The limitations of this study include an unbalanced number of subjects in the control and RA populations due to the challenges in recruiting control individuals. Furthermore, it is observed that there is a moderate overweight trend in RA patients, with a mean age higher than control subjects. BMI is widely used for determining healthful weight, but it is unable to distinguish between lean and fat mass. So, although BMI values indicated an overweight RA population, these individuals could demonstrate RA-associated cachexia, characterized by systemic muscle atrophy and wasting, whereas dysfunctional fat mass and high levels of inflammatory cytokines are maintained. Besides BMI, determination of waist circumference, body mass index, body fat percentage, and other measures of adiposity will be of interest in future research on the role of LEAP2 in RA pathology. Here, we revealed that LEAP2 serum levels were positively correlated with inflammatory cytokines and adipokines in patients under anti-TNF-α therapy. However, we cannot rule out the impact of different therapeutic approaches on LEAP2 serum levels in RA patients.
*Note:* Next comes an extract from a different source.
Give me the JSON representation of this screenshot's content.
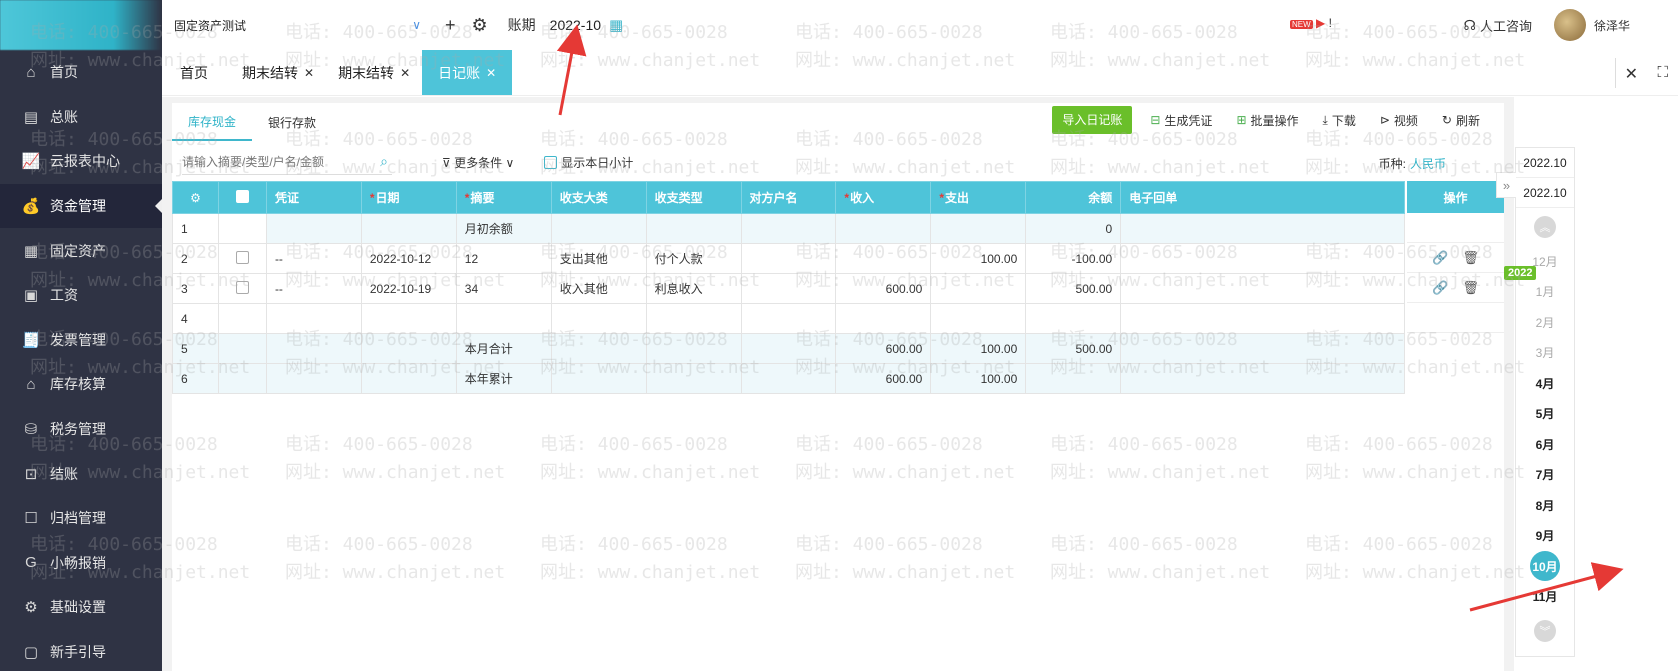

In conclusion, this is the first evidence showing that, in RA patients, LEAP2 levels are higher than in healthy individuals uncovering a new potential biomarker of disease activity. Our results suggest that pharmacological control of LEAP2 levels might be effective for the treatment of diseases with alterations of ghrelin levels, such as rheumatoid cachexia. Therefore, future research is needed to evaluate the implications of these data to the clinical practice.